Neste breve artigo falaremos um sobre a estrutura narrativa do baralho Petit Lenormand, sua expansão dentro do mundo oracular contemporâneo e sobre cartomancia brasileira.
Dos livros de emblemas ao “Jogo da Esperança”
Para entender as origens iconográficas das cartas do petit Lenormand precisamos retroceder ao século XVI, mais especificamente ao ano de 1531 quando da publicação do livro de poemas ilustrados Emblematum liber de Andrea Alciato (1492-1550). A mencionada obra inaugura a criação de um novo gênero literário, que teve muito destaque entre os séculos XVI e XVIII, que possuía a premissa de criar uma linguagem universal através de imagens, à semelhança dos hieróglifos egípcios, utilizando este recurso para a transmissão de conteúdos pedagógicos e moralizantes.
Era possível então, ao entrar em contato com uma imagem específica, que a pessoa pudesse mobilizar uma série de valores que faziam parte do repertório cultural e social de sua época e para que isso acontecesse não era estritamente necessário que se soubesse ler. Os elementos presentes ali eram tão comuns aos cidadãos daquele tempo, que somente o contato com o símbolo já mobilizava os valores associados a ele e era possível construir uma narrativa coerente a partir desta faísca inicial.

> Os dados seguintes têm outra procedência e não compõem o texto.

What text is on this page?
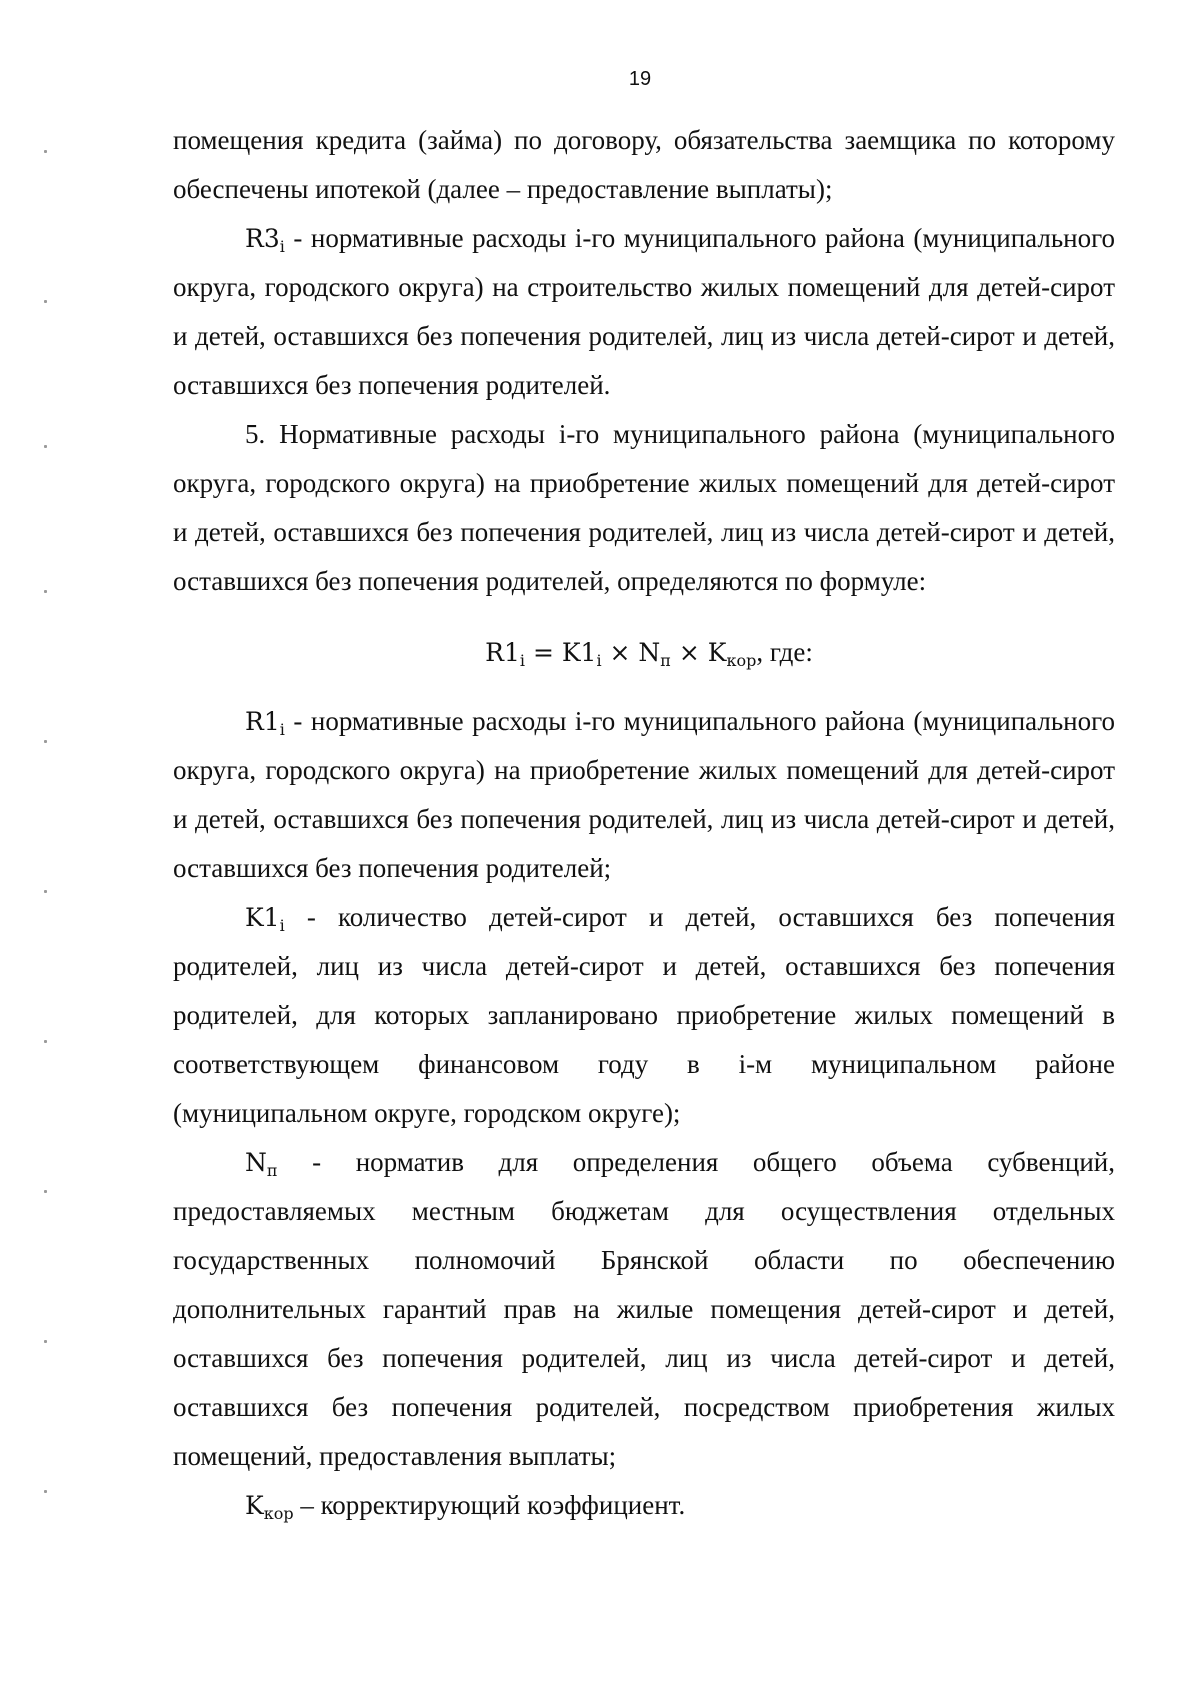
19

помещения кредита (займа) по договору, обязательства заемщика по которому обеспечены ипотекой (далее – предоставление выплаты);

$R3_i$ - нормативные расходы i-го муниципального района (муниципального округа, городского округа) на строительство жилых помещений для детей-сирот и детей, оставшихся без попечения родителей, лиц из числа детей-сирот и детей, оставшихся без попечения родителей.

5. Нормативные расходы i-го муниципального района (муниципального округа, городского округа) на приобретение жилых помещений для детей-сирот и детей, оставшихся без попечения родителей, лиц из числа детей-сирот и детей, оставшихся без попечения родителей, определяются по формуле:

$R1_i = K1_i \times N_п \times K_{кор}$, где:

$R1_i$ - нормативные расходы i-го муниципального района (муниципального округа, городского округа) на приобретение жилых помещений для детей-сирот и детей, оставшихся без попечения родителей, лиц из числа детей-сирот и детей, оставшихся без попечения родителей;

$K1_i$ - количество детей-сирот и детей, оставшихся без попечения родителей, лиц из числа детей-сирот и детей, оставшихся без попечения родителей, для которых запланировано приобретение жилых помещений в соответствующем финансовом году в i-м муниципальном районе (муниципальном округе, городском округе);

$N_п$ - норматив для определения общего объема субвенций, предоставляемых местным бюджетам для осуществления отдельных государственных полномочий Брянской области по обеспечению дополнительных гарантий прав на жилые помещения детей-сирот и детей, оставшихся без попечения родителей, лиц из числа детей-сирот и детей, оставшихся без попечения родителей, посредством приобретения жилых помещений, предоставления выплаты;

$K_{кор}$ – корректирующий коэффициент.
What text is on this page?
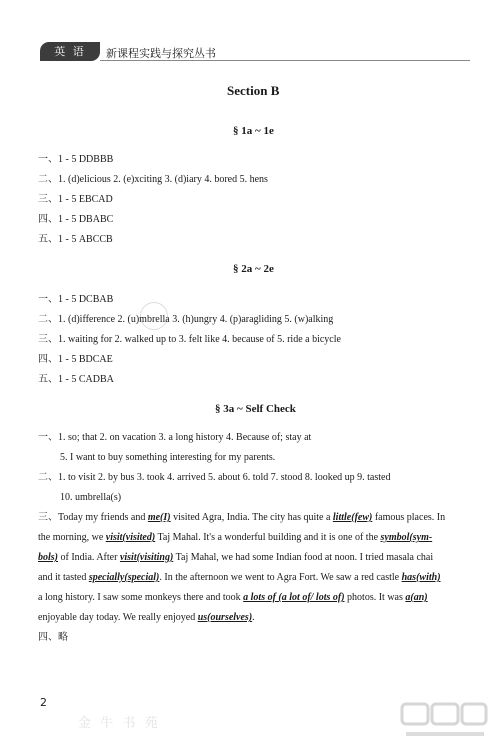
英 语	新课程实践与探究丛书
Section B
§ 1a ~ 1e
一、1 - 5 DDBBB
二、1. (d)elicious 2. (e)xciting 3. (d)iary 4. bored 5. hens
三、1 - 5 EBCAD
四、1 - 5 DBABC
五、1 - 5 ABCCB
§ 2a ~ 2e
一、1 - 5 DCBAB
二、1. (d)ifference 2. (u)mbrella 3. (h)ungry 4. (p)aragliding 5. (w)alking
三、1. waiting for 2. walked up to 3. felt like 4. because of 5. ride a bicycle
四、1 - 5 BDCAE
五、1 - 5 CADBA
§ 3a ~ Self Check
一、1. so; that 2. on vacation 3. a long history 4. Because of; stay at
5. I want to buy something interesting for my parents.
二、1. to visit 2. by bus 3. took 4. arrived 5. about 6. told 7. stood 8. looked up 9. tasted
10. umbrella(s)
三、Today my friends and me(I) visited Agra, India. The city has quite a little(few) famous places. In
the morning, we visit(visited) Taj Mahal. It's a wonderful building and it is one of the symbol(sym-
bols) of India. After visit(visiting) Taj Mahal, we had some Indian food at noon. I tried masala chai
and it tasted specially(special). In the afternoon we went to Agra Fort. We saw a red castle has(with)
a long history. I saw some monkeys there and took a lots of (a lot of/ lots of) photos. It was a(an)
enjoyable day today. We really enjoyed us(ourselves).
四、略
2
金 牛 书 苑
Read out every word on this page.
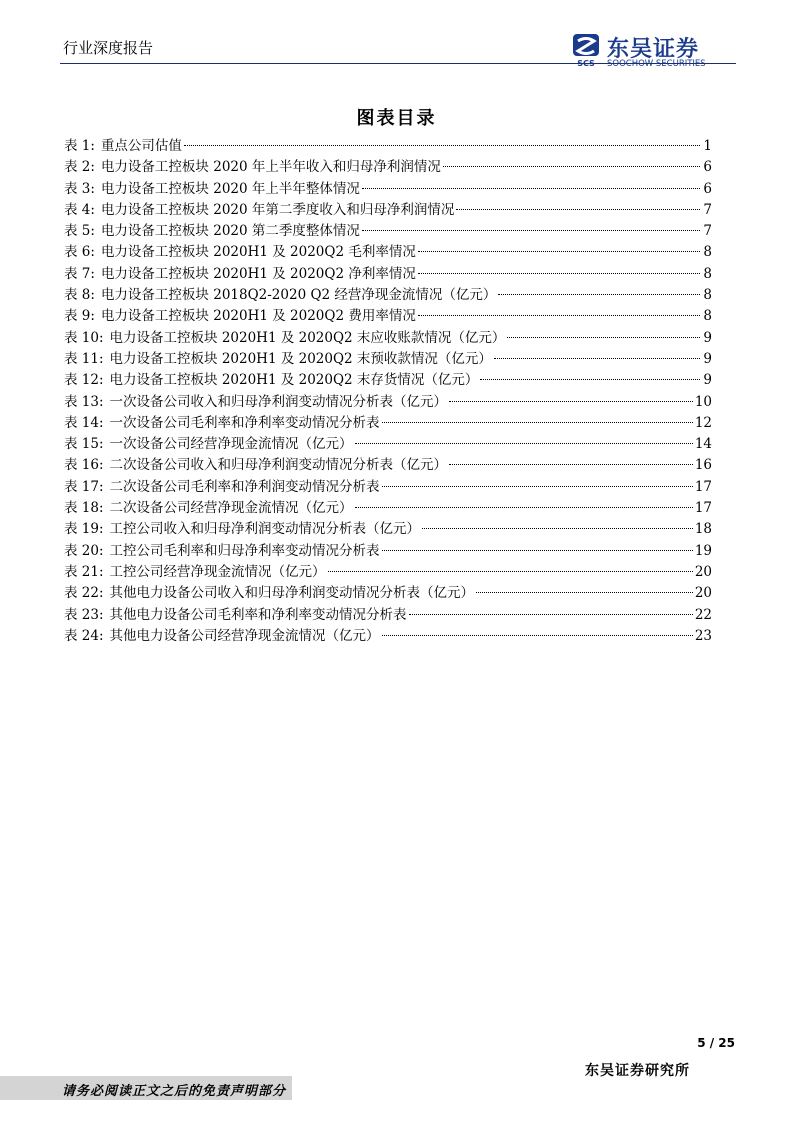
行业深度报告
SCS
东吴证券
SOOCHOW SECURITIES
图表目录
表 1: 重点公司估值	1
表 2: 电力设备工控板块 2020 年上半年收入和归母净利润情况	6
表 3: 电力设备工控板块 2020 年上半年整体情况	6
表 4: 电力设备工控板块 2020 年第二季度收入和归母净利润情况	7
表 5: 电力设备工控板块 2020 第二季度整体情况	7
表 6: 电力设备工控板块 2020H1 及 2020Q2 毛利率情况	8
表 7: 电力设备工控板块 2020H1 及 2020Q2 净利率情况	8
表 8: 电力设备工控板块 2018Q2-2020 Q2 经营净现金流情况（亿元）	8
表 9: 电力设备工控板块 2020H1 及 2020Q2 费用率情况	8
表 10: 电力设备工控板块 2020H1 及 2020Q2 末应收账款情况（亿元）	9
表 11: 电力设备工控板块 2020H1 及 2020Q2 末预收款情况（亿元）	9
表 12: 电力设备工控板块 2020H1 及 2020Q2 末存货情况（亿元）	9
表 13: 一次设备公司收入和归母净利润变动情况分析表（亿元）	10
表 14: 一次设备公司毛利率和净利率变动情况分析表	12
表 15: 一次设备公司经营净现金流情况（亿元）	14
表 16: 二次设备公司收入和归母净利润变动情况分析表（亿元）	16
表 17: 二次设备公司毛利率和净利润变动情况分析表	17
表 18: 二次设备公司经营净现金流情况（亿元）	17
表 19: 工控公司收入和归母净利润变动情况分析表（亿元）	18
表 20: 工控公司毛利率和归母净利率变动情况分析表	19
表 21: 工控公司经营净现金流情况（亿元）	20
表 22: 其他电力设备公司收入和归母净利润变动情况分析表（亿元）	20
表 23: 其他电力设备公司毛利率和净利率变动情况分析表	22
表 24: 其他电力设备公司经营净现金流情况（亿元）	23
5 / 25
东吴证券研究所
请务必阅读正文之后的免责声明部分
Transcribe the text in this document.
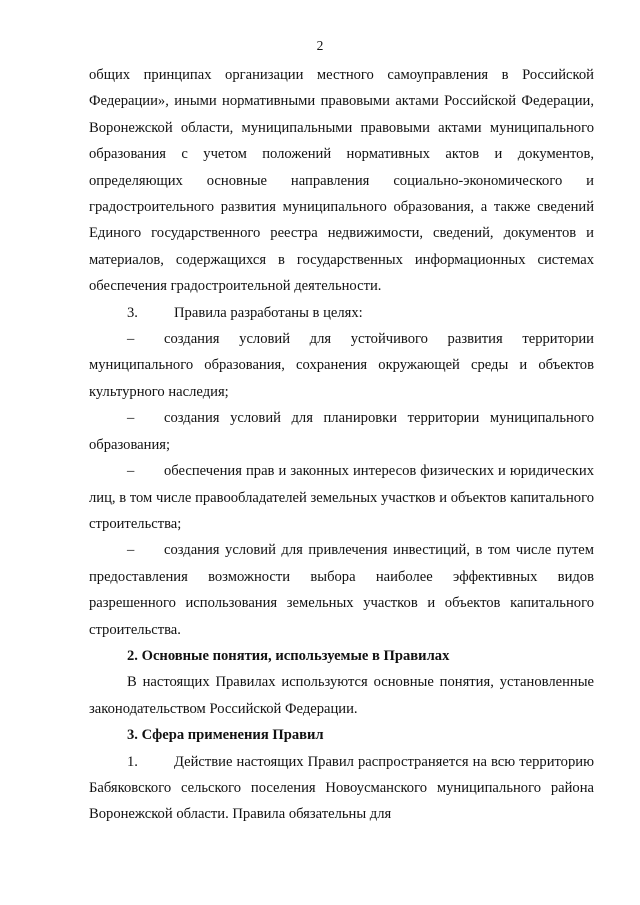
2

общих принципах организации местного самоуправления в Российской Федерации», иными нормативными правовыми актами Российской Федерации, Воронежской области, муниципальными правовыми актами муниципального образования с учетом положений нормативных актов и документов, определяющих основные направления социально-экономического и градостроительного развития муниципального образования, а также сведений Единого государственного реестра недвижимости, сведений, документов и материалов, содержащихся в государственных информационных системах обеспечения градостроительной деятельности.

3. Правила разработаны в целях:

– создания условий для устойчивого развития территории муниципального образования, сохранения окружающей среды и объектов культурного наследия;

– создания условий для планировки территории муниципального образования;

– обеспечения прав и законных интересов физических и юридических лиц, в том числе правообладателей земельных участков и объектов капитального строительства;

– создания условий для привлечения инвестиций, в том числе путем предоставления возможности выбора наиболее эффективных видов разрешенного использования земельных участков и объектов капитального строительства.

2. Основные понятия, используемые в Правилах

В настоящих Правилах используются основные понятия, установленные законодательством Российской Федерации.

3. Сфера применения Правил

1. Действие настоящих Правил распространяется на всю территорию Бабяковского сельского поселения Новоусманского муниципального района Воронежской области. Правила обязательны для
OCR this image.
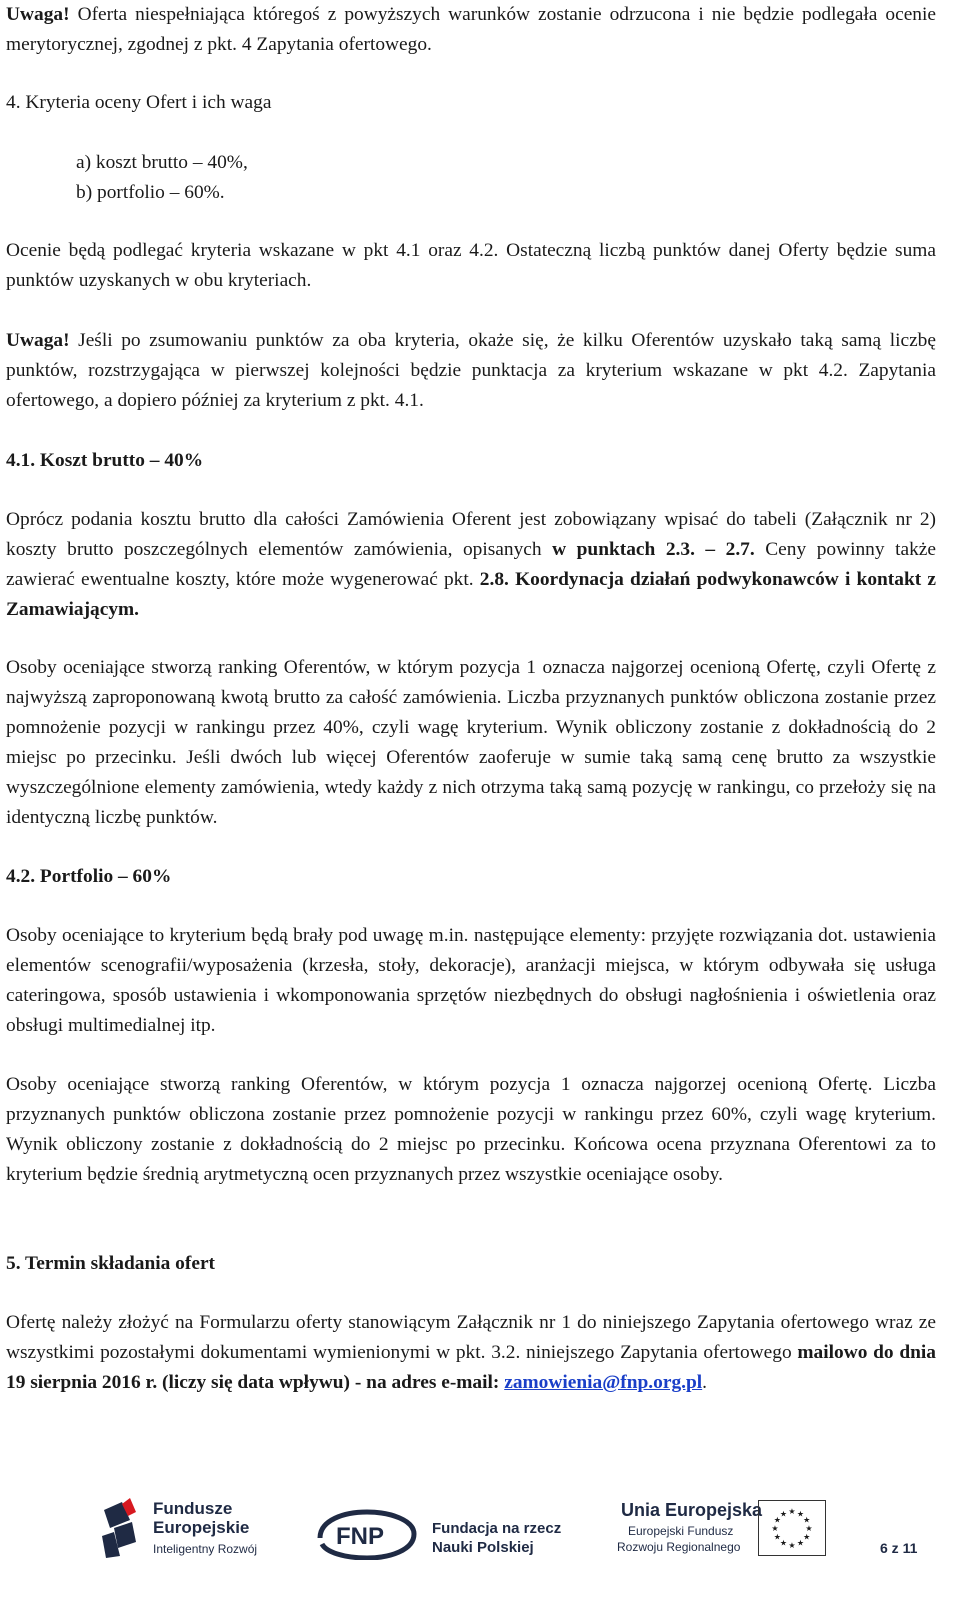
Uwaga! Oferta niespełniająca któregoś z powyższych warunków zostanie odrzucona i nie będzie podlegała ocenie merytorycznej, zgodnej z pkt. 4 Zapytania ofertowego.

4. Kryteria oceny Ofert i ich waga

a) koszt brutto – 40%,

b) portfolio – 60%.

Ocenie będą podlegać kryteria wskazane w pkt 4.1 oraz 4.2. Ostateczną liczbą punktów danej Oferty będzie suma punktów uzyskanych w obu kryteriach.

Uwaga! Jeśli po zsumowaniu punktów za oba kryteria, okaże się, że kilku Oferentów uzyskało taką samą liczbę punktów, rozstrzygająca w pierwszej kolejności będzie punktacja za kryterium wskazane w pkt 4.2. Zapytania ofertowego, a dopiero później za kryterium z pkt. 4.1.

4.1. Koszt brutto – 40%

Oprócz podania kosztu brutto dla całości Zamówienia Oferent jest zobowiązany wpisać do tabeli (Załącznik nr 2) koszty brutto poszczególnych elementów zamówienia, opisanych w punktach 2.3. – 2.7. Ceny powinny także zawierać ewentualne koszty, które może wygenerować pkt. 2.8. Koordynacja działań podwykonawców i kontakt z Zamawiającym.

Osoby oceniające stworzą ranking Oferentów, w którym pozycja 1 oznacza najgorzej ocenioną Ofertę, czyli Ofertę z najwyższą zaproponowaną kwotą brutto za całość zamówienia. Liczba przyznanych punktów obliczona zostanie przez pomnożenie pozycji w rankingu przez 40%, czyli wagę kryterium. Wynik obliczony zostanie z dokładnością do 2 miejsc po przecinku. Jeśli dwóch lub więcej Oferentów zaoferuje w sumie taką samą cenę brutto za wszystkie wyszczególnione elementy zamówienia, wtedy każdy z nich otrzyma taką samą pozycję w rankingu, co przełoży się na identyczną liczbę punktów.

4.2. Portfolio – 60%

Osoby oceniające to kryterium będą brały pod uwagę m.in. następujące elementy: przyjęte rozwiązania dot. ustawienia elementów scenografii/wyposażenia (krzesła, stoły, dekoracje), aranżacji miejsca, w którym odbywała się usługa cateringowa, sposób ustawienia i wkomponowania sprzętów niezbędnych do obsługi nagłośnienia i oświetlenia oraz obsługi multimedialnej itp.

Osoby oceniające stworzą ranking Oferentów, w którym pozycja 1 oznacza najgorzej ocenioną Ofertę. Liczba przyznanych punktów obliczona zostanie przez pomnożenie pozycji w rankingu przez 60%, czyli wagę kryterium. Wynik obliczony zostanie z dokładnością do 2 miejsc po przecinku. Końcowa ocena przyznana Oferentowi za to kryterium będzie średnią arytmetyczną ocen przyznanych przez wszystkie oceniające osoby.

5. Termin składania ofert

Ofertę należy złożyć na Formularzu oferty stanowiącym Załącznik nr 1 do niniejszego Zapytania ofertowego wraz ze wszystkimi pozostałymi dokumentami wymienionymi w pkt. 3.2. niniejszego Zapytania ofertowego mailowo do dnia 19 sierpnia 2016 r. (liczy się data wpływu) - na adres e-mail: zamowienia@fnp.org.pl.

Fundusze
Europejskie
Inteligentny Rozwój	FNP	Fundacja na rzecz
Nauki Polskiej
Unia Europejska
Europejski Fundusz
Rozwoju Regionalnego
★ ★
★
★
★
★
★
★
★
★
★
★
6 z 11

O “Jogo da esperança” criado em Nuremberg (Alemanha) em 1799 por Johann Kaspar Hechtel (1771-1799) é o protótipo do que hoje conhecemos como baralho petit Lenormand. Ele também foi desenvolvido com uma finalidade pedagógica, além de lúdica, de entretenimento, como um jogo de mesa em formato de cartas no qual encontramos uma similitude de propósito e um diálogo importante em termos iconográficos com o universo dos emblemas.
A dimensão narrativa já estava presente no espaço lúdico do uso do jogo uma vez que ao lançar os dados e caminhar sobre as cartas, o jogador ia formando uma história com seus percalços e vitórias a partir do significado de cada imagem.
A pesquisadora Tali Goodwin, em parceria com Marcus Katz, foi a responsável por trazer à luz determinadas informações sobre as regras do jogo, trazendo à tona as seguintes passagens traduzidas por Alexsander Lepletier para o site clube do tarô:
“As instruções trazem regras de jogo e formas simples de prever o futuro contanto histórias (...) Também é possível jogar um divertido jogo oracular com essas cartas embaralhando-se as 36 e deixando a pessoa para quem é destinado o oráculo corta-las e depois dispô-las em 5 linhas com 4 linhas de 8 cartas e a quinta com as 4 restantes. Se a pessoa que consulta é uma mulher, lâmina 29 começa-se compondo um alegre conto a partir das cartas que a rodeiam. Se para um homem, o conto começa da lâmina 28 e, mais uma vez, usa-se as cartas que a rodeiam. Isso trará muita diversão para qualquer boa companhia.”
Essa descrição é a semente do que hoje se conhece por gran tableau, gran tablero ou mesa real, tirada muito comum no uso deste oráculo, que é inspirada nas instruções fornecidas acima e que constitui, na perspectiva que trazemos no presente artigo, a expressão máxima do potencial narrativo deste sistema. Seja então pela construção discursiva a partir da interpretação dos emblemas contidos nas cartas, a capacidade de contar uma história através de imagens se vê potencializada pela proposta de organização do jogo a partir da figura central das cartas testemunha- homem: carta 28 e mulher: carta 29.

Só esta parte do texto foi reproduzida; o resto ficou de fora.